Author Bob Woodward, in his best-selling book, Bush at War, told the story of the presentation:
Now, he [Black] noted, the desired end was to capture the al Qaeda and render them to law enforcement so they could be brought to justice. With regret, however, he had learned the al Qaeda do not surrender, and they would not negotiate. The great martyred Northern Alliance leader Massoud had once told him “We’ve been fighting these guys for years and I’ve never captured one of these bastards.” The reason was that anytime one of their units was overrun, they bunched together and detonated a hand grenade. So the task would be killing al Qaeda, Black said.

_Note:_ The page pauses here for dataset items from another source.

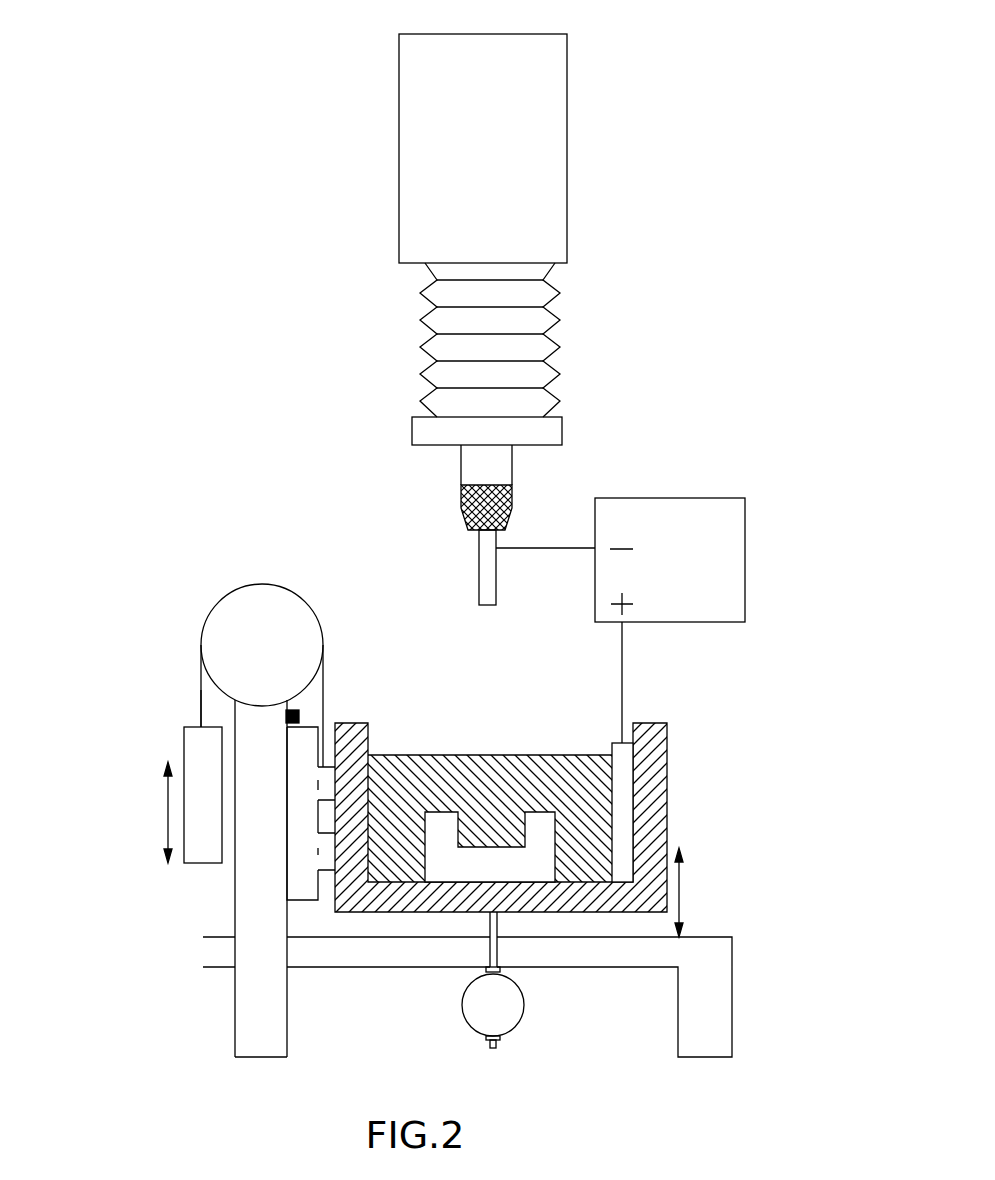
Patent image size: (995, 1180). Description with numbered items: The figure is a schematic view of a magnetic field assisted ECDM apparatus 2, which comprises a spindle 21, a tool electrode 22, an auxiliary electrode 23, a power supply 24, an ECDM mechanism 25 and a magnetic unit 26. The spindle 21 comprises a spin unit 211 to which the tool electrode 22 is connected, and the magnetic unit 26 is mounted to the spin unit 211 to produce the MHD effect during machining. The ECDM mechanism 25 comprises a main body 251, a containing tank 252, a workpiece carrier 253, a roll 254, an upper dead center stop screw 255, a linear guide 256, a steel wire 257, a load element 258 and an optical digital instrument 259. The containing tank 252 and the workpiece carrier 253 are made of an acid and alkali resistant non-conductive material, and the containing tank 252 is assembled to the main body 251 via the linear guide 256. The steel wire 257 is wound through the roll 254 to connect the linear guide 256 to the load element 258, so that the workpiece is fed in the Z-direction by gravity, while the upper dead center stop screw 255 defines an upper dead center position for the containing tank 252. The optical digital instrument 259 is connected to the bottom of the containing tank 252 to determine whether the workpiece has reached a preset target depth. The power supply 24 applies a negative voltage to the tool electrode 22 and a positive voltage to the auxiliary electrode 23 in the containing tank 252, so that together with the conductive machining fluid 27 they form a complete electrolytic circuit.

The magnetic field assisted ECDM apparatus 2 is at (110, 33).
The spindle 21 is at (478, 205).
The spin unit 211 is at (478, 470).
The magnetic unit 26 is at (458, 503).
The tool electrode 22 is at (477, 568).
The power supply 24 is at (685, 523).
The ECDM mechanism 25 is at (178, 612).
The roll 254 is at (278, 653).
The upper dead center stop screw 255 is at (299, 715).
The linear guide 256 is at (298, 755).
The steel wire 257 is at (200, 693).
The load element 258 is at (200, 743).
The workpiece carrier 253 is at (443, 830).
The conductive machining fluid 27 is at (613, 762).
The auxiliary electrode 23 is at (622, 797).
The containing tank 252 is at (652, 832).
The main body 251 is at (712, 953).
The optical digital instrument 259 is at (500, 1006).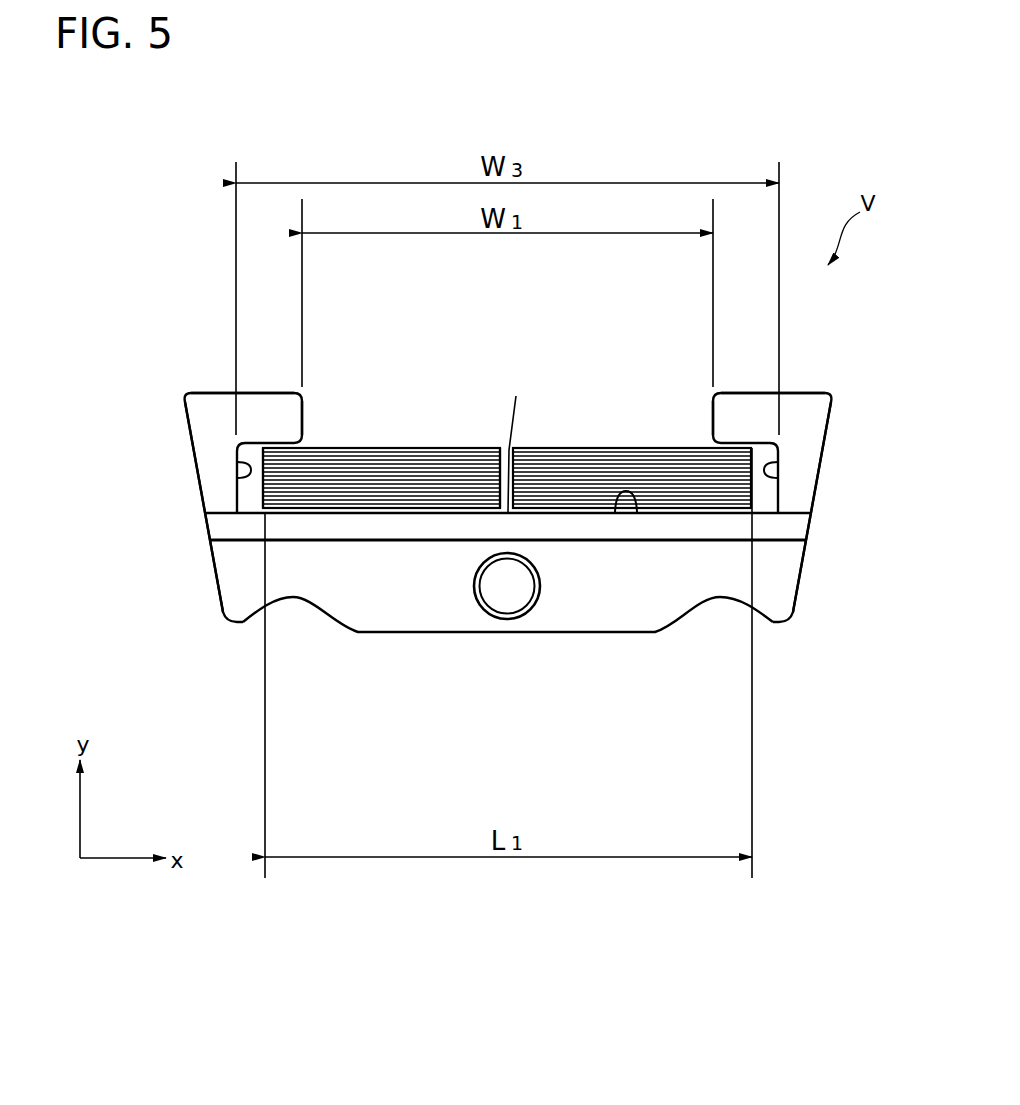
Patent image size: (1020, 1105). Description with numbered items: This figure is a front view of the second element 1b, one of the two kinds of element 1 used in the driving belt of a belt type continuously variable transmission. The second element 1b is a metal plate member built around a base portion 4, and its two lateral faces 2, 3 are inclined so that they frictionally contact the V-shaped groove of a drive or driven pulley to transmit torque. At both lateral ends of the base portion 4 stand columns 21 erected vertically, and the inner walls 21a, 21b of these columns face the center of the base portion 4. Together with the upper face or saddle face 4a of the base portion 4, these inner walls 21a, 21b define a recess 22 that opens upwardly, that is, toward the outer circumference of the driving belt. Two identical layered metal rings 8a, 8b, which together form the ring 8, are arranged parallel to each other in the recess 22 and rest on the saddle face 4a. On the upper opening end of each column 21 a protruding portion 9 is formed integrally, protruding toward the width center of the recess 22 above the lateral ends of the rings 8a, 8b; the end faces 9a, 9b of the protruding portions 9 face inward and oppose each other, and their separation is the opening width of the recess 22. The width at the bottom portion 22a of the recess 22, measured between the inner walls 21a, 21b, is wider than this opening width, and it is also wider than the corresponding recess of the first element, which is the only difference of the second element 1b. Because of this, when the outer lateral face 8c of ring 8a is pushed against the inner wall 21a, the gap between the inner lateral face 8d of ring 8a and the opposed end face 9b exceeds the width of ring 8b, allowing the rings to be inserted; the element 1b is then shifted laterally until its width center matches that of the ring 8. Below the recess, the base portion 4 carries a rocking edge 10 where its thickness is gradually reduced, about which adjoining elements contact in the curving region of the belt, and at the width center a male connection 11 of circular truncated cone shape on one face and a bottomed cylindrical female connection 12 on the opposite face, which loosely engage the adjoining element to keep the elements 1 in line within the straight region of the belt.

The element 1 is at (506, 585).
The second element 1b is at (506, 585).
The lateral face 2 is at (802, 580).
The lateral face 3 is at (213, 570).
The base portion 4 is at (663, 590).
The saddle face 4a is at (615, 512).
The ring 8 is at (429, 457).
The ring 8a is at (380, 468).
The ring 8b is at (640, 449).
The outer lateral face 8c is at (263, 497).
The inner lateral face 8d is at (502, 452).
The protruding portion 9 is at (270, 423).
The end face 9a is at (303, 424).
The end face 9b is at (712, 412).
The rocking edge 10 is at (417, 542).
The male connection 11 is at (518, 646).
The female connection 12 is at (508, 594).
The column 21 is at (218, 437).
The inner wall 21a is at (249, 478).
The inner wall 21b is at (764, 478).
The recess 22 is at (474, 389).
The bottom portion 22a is at (517, 441).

“When we’re through with them they will have flies walking across their eyeballs,” he said. It was an image of death that left a lasting impression on a number of war cabinet ministers. Black became known in Bush’s inner circle as the “flies on the eyeballs guy.” … Black’s enthusiasm was infectious … Powell, for one, saw that Bush was tired of rhetoric. The President wanted to kill somebody.
The president, angry at having America attacked and nearly 3,000 Americans killed on his watch, was ready for what would later be described as a “kinetic solution.” He would get his wish.
Birth of a Legend: Operation Enduring Freedom-Afghanistan
Over the next few weeks, the senior leadership of the Bush administration worked to create the conditions under which Black’s “flies on the eyeballs” notion could become a real-world fact. Secretary of State Colin Powell and his staff worked miracles with nations in Southwest Asia to put together a coalition and access to the bases that would be needed to reach Afghanistan. While the CIA’s field operations officers and SOCOM’s special operations force (SOF) warriors would be the “tip of the spear” in the coming conflict, there would be a vast conventional military effort to support them.
Two aircraft carrier battle groups, along with an amphibious task force with a Marine Expeditionary Unit embarked, were moved to the Arabian Sea. Heavy bombers and tanker aircraft, holdovers from the days of the Cold War, began to move to bases in England, Guam, and Diego Garcia. Control centers and air bases in places like Saudi Arabia, Kuwait, Oman, Bahrain, Qatar, and Uzbekistan quietly began to allow U.S. operations. Nowhere was this more critical than Pakistan, which allowed “support” personnel and aircraft to operate out of bases like Peshawar. War stocks of supplies and munitions were broken open, and satellite bandwidth in vast quantities was made available. And at key SOF bases in places like Kentucky, North Carolina, Florida, Georgia, and Virginia, a few hundred very special men packed their rucksacks, travel bags, and briefcases, to fight the war for which they had spent half a century preparing.
This became the legend that is today known as “the 49 Days” of Operation Enduring Freedom-Afghanistan, Rotation I.
This article first appeared in The Year in Special Operations 2011-2012 Edition.